Evil Dead (2013)

Starring: Jane Levy, Shiloh Fernandez, Lou Taylor Pucci, Jessica Lucas, Elizabeth Blackmore

Directed by: Fede Alvarez

Rating: 1 2 3 and a half

Jane Levy as Mia in Evil Dead

When Joss Wheedon and co. were looking for the archetypal horror scenario around which to base that clever, post-modern subversion of the genre The Cabin in the Woods, it's no surprise that they picked the plot of Sam Raimi's The Evil Dead.

Taking gung-ho, no-holds-barred, low budget horror movie making to new heights (or should that be depths?) this infamous 1981 'video nasty' holds a special place in the hearts of many, establishing many of the golden rules of horror: stay away from creepy forests; don't go into the cellar alone; and for God's sake, if you find a scary, evil-looking book covered in human skin, LEAVE IT THE F**K ALONE!
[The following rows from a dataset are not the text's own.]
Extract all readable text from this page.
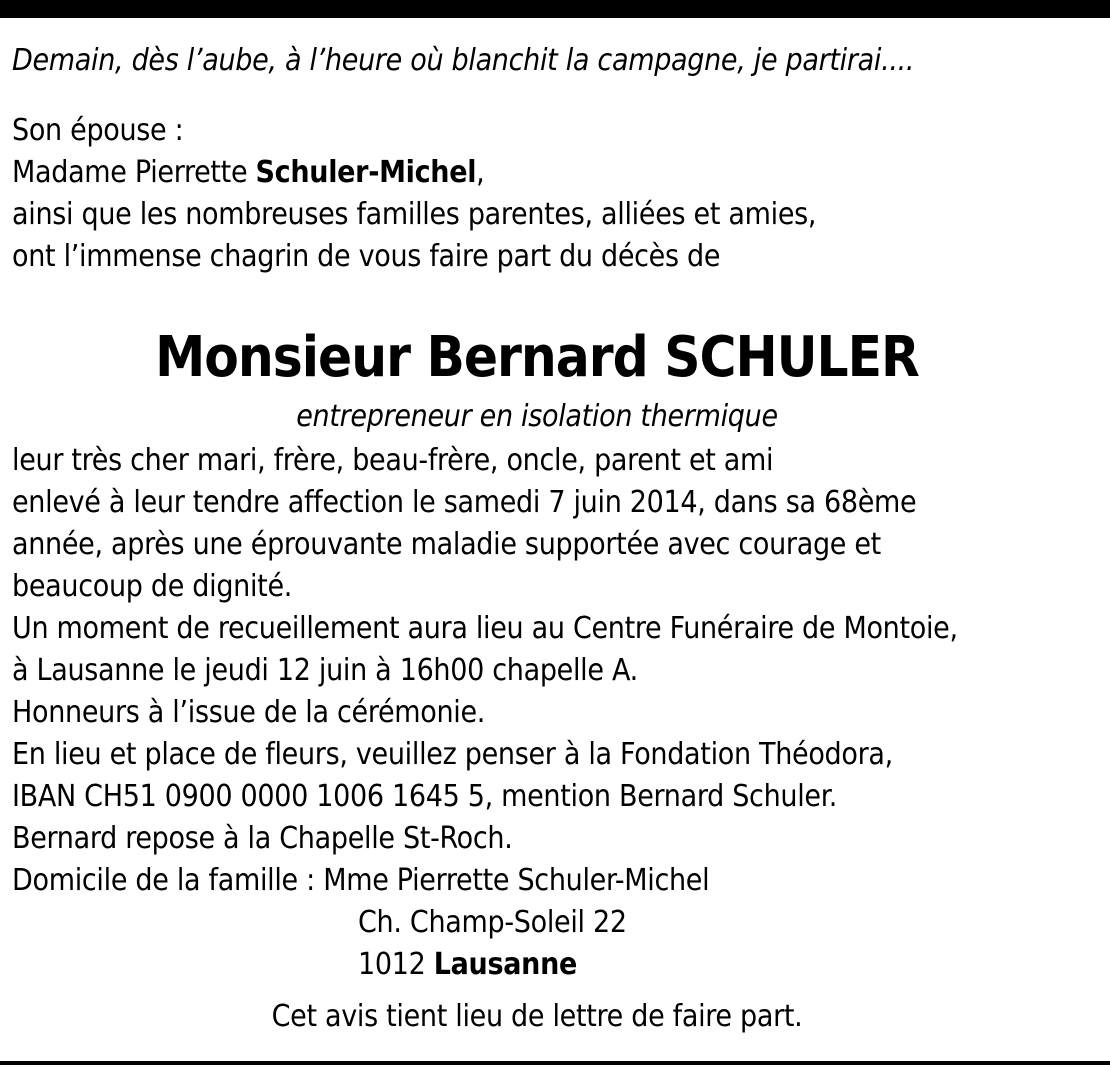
Demain, dès l’aube, à l’heure où blanchit la campagne, je partirai....
Son épouse :
Madame Pierrette Schuler-Michel,
ainsi que les nombreuses familles parentes, alliées et amies,
ont l’immense chagrin de vous faire part du décès de
Monsieur Bernard SCHULER
entrepreneur en isolation thermique
leur très cher mari, frère, beau-frère, oncle, parent et ami
enlevé à leur tendre affection le samedi 7 juin 2014, dans sa 68ème
année, après une éprouvante maladie supportée avec courage et
beaucoup de dignité.
Un moment de recueillement aura lieu au Centre Funéraire de Montoie,
à Lausanne le jeudi 12 juin à 16h00 chapelle A.
Honneurs à l’issue de la cérémonie.
En lieu et place de fleurs, veuillez penser à la Fondation Théodora,
IBAN CH51 0900 0000 1006 1645 5, mention Bernard Schuler.
Bernard repose à la Chapelle St-Roch.
Domicile de la famille : Mme Pierrette Schuler-Michel
Ch. Champ-Soleil 22
1012 Lausanne
Cet avis tient lieu de lettre de faire part.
The first time I saw The Evil Dead it was already ten years old. Like The Exorcist and A Clockwork Orange, it was one of those films I was almost afraid to see, in case it scarred me for life (it didn't, but The Exorcist did...). And while perhaps already showing its age a little, like a grizzled (chainsaw-wielding?) boxing veteran, it still packed a powerful punch, more than living up to its reputation as a seminal classic. How then, to replicate that punch for a 21st century audience, for whom the post-modern knowingness of Scream is as old school as Hammer was to me as a teen?
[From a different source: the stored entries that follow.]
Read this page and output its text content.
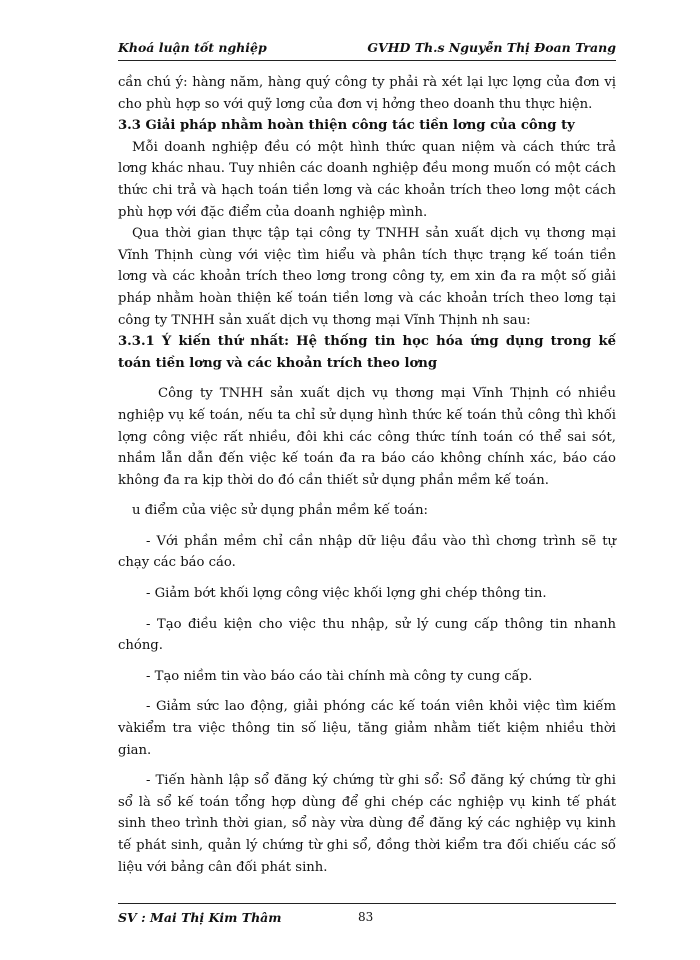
Khoá luận tốt nghiệp	GVHD Th.s Nguyễn Thị Đoan Trang

cần chú ý: hàng năm, hàng quý công ty phải rà xét lại lực lợng của đơn vị cho phù hợp so với quỹ lơng của đơn vị hởng theo doanh thu thực hiện.

3.3 Giải pháp nhằm hoàn thiện công tác tiền lơng của công ty

Mỗi doanh nghiệp đều có một hình thức quan niệm và cách thức trả lơng khác nhau. Tuy nhiên các doanh nghiệp đều mong muốn có một cách thức chi trả và hạch toán tiền lơng và các khoản trích theo lơng một cách phù hợp với đặc điểm của doanh nghiệp mình.

Qua thời gian thực tập tại công ty TNHH sản xuất dịch vụ thơng mại Vĩnh Thịnh cùng với việc tìm hiểu và phân tích thực trạng kế toán tiền lơng và các khoản trích theo lơng trong công ty, em xin đa ra một số giải pháp nhằm hoàn thiện kế toán tiền lơng và các khoản trích theo lơng tại công ty TNHH sản xuất dịch vụ thơng mại Vĩnh Thịnh nh sau:

3.3.1 Ý kiến thứ nhất: Hệ thống tin học hóa ứng dụng trong kế toán tiền lơng và các khoản trích theo lơng

Công ty TNHH sản xuất dịch vụ thơng mại Vĩnh Thịnh có nhiều nghiệp vụ kế toán, nếu ta chỉ sử dụng hình thức kế toán thủ công thì khối lợng công việc rất nhiều, đôi khi các công thức tính toán có thể sai sót, nhầm lẫn dẫn đến việc kế toán đa ra báo cáo không chính xác, báo cáo không đa ra kịp thời do đó cần thiết sử dụng phần mềm kế toán.

u điểm của việc sử dụng phần mềm kế toán:

- Với phần mềm chỉ cần nhập dữ liệu đầu vào thì chơng trình sẽ tự chạy các báo cáo.

- Giảm bớt khối lợng công việc khối lợng ghi chép thông tin.

- Tạo điều kiện cho việc thu nhập, sử lý cung cấp thông tin nhanh chóng.

- Tạo niềm tin vào báo cáo tài chính mà công ty cung cấp.

- Giảm sức lao động, giải phóng các kế toán viên khỏi việc tìm kiếm vàkiểm tra việc thông tin số liệu, tăng giảm nhằm tiết kiệm nhiều thời gian.

- Tiến hành lập sổ đăng ký chứng từ ghi sổ: Sổ đăng ký chứng từ ghi sổ là sổ kế toán tổng hợp dùng để ghi chép các nghiệp vụ kinh tế phát sinh theo trình thời gian, sổ này vừa dùng để đăng ký các nghiệp vụ kinh tế phát sinh, quản lý chứng từ ghi sổ, đồng thời kiểm tra đối chiếu các số liệu với bảng cân đối phát sinh.

SV : Mai Thị Kim Thâm	83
Eri (Lou Taylor Pucci) reads the Book of the Dead. Big mistake. Huge.

Firstly, our fated fivesome are given a backstory, a nice attempt to put some flesh on the bones of the characters and loan some sense of reality to their situation. Fragile Mia (Jane Levy) is a drug addict, dragged out to her family's dilapidated, long-deserted cabin in the woods by her concerned friends, including older brother David (Shiloh Fernandez), whose repeated absence from her life she has come to resent. So when, you know, they find a scary, evil-looking book covered in human skin, and Eric (the bespectacled intellectual one who sees the clearly deranged, blood spattered tome as some kind of voodoo brainteaser – doh!) speaks the fatal spell that unleashes hell, the group at first assign Mia's paranoid freak outs and projectile puke ups to an extreme case of the DTs. And once it becomes clear that this is no ordinary cold turkey, well, by then it's rather too late...
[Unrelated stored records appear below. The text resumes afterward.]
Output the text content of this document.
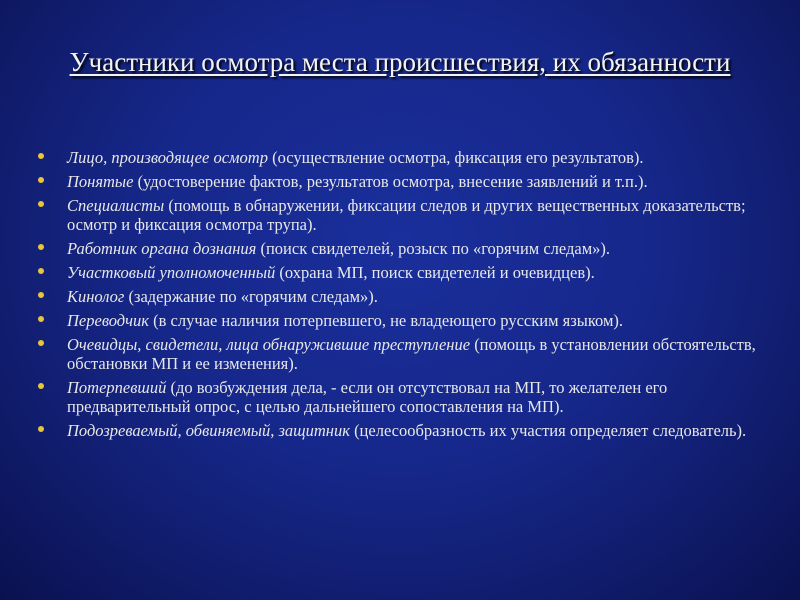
Участники осмотра места происшествия, их обязанности
Лицо, производящее осмотр (осуществление осмотра, фиксация его результатов).
Понятые (удостоверение фактов, результатов осмотра, внесение заявлений и т.п.).
Специалисты (помощь в обнаружении, фиксации следов и других вещественных доказательств; осмотр и фиксация осмотра трупа).
Работник органа дознания (поиск свидетелей, розыск по «горячим следам»).
Участковый уполномоченный (охрана МП, поиск свидетелей и очевидцев).
Кинолог (задержание по «горячим следам»).
Переводчик (в случае наличия потерпевшего, не владеющего русским языком).
Очевидцы, свидетели, лица обнаружившие преступление (помощь в установлении обстоятельств, обстановки МП и ее изменения).
Потерпевший (до возбуждения дела, - если он отсутствовал на МП, то желателен его предварительный опрос, с целью дальнейшего сопоставления на МП).
Подозреваемый, обвиняемый, защитник (целесообразность их участия определяет следователь).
Secondly, the whole thing is played completely straight. No sly winks to the camera, tongue-in-cheek humour or 'hey, it's just like being in a horror movie' quips – although, following the age-old rule that if you see a gun in the first act, you have to see it go off in the third, you can be assured that any dangerous DIY devices you spot lying around near the beginning will have been put to good, gory use by the end; so much so that in the climactic scene I was practically standing on my seat yelling 'Chainsaw! Chainsaw!'

Boo! Mia as a demon in Evil Dead

And thirdly, well, they actually bothered to make it kinda good – now there's a novel idea for a remake. Rather than gutting its heart and serving up a bland, modern facsimile, full of Google searches for demons and lame reasons why no-one's mobile works, director Fede Alvarez (with guidance from producers Sam Raimi and Bruce Campbell perhaps?) has managed to retain the blood-spouting, stomach-churning, demoniacally disturbing wrongness of the original – albeit with less use of plasticine. In the spirit of Raimi, it's light on the CGI, instead relying on good ol' latex and fountains of gore to induce collective winces from the audience, and utterly relentless in piling on the goo, drowning its poor participants in blood and other bodily fluids like a particularly grim episode of a Japanese endurance show.

Yes, it does occasionally descend into farce ('if it bleeds, duct-tape it' is the medical moral of the movie) and the moments that made me laugh out loud probably weren't intentional; and no, it will never replace the original, but Evil Dead 2013 makes an exuberantly gruesome addition to trilogy.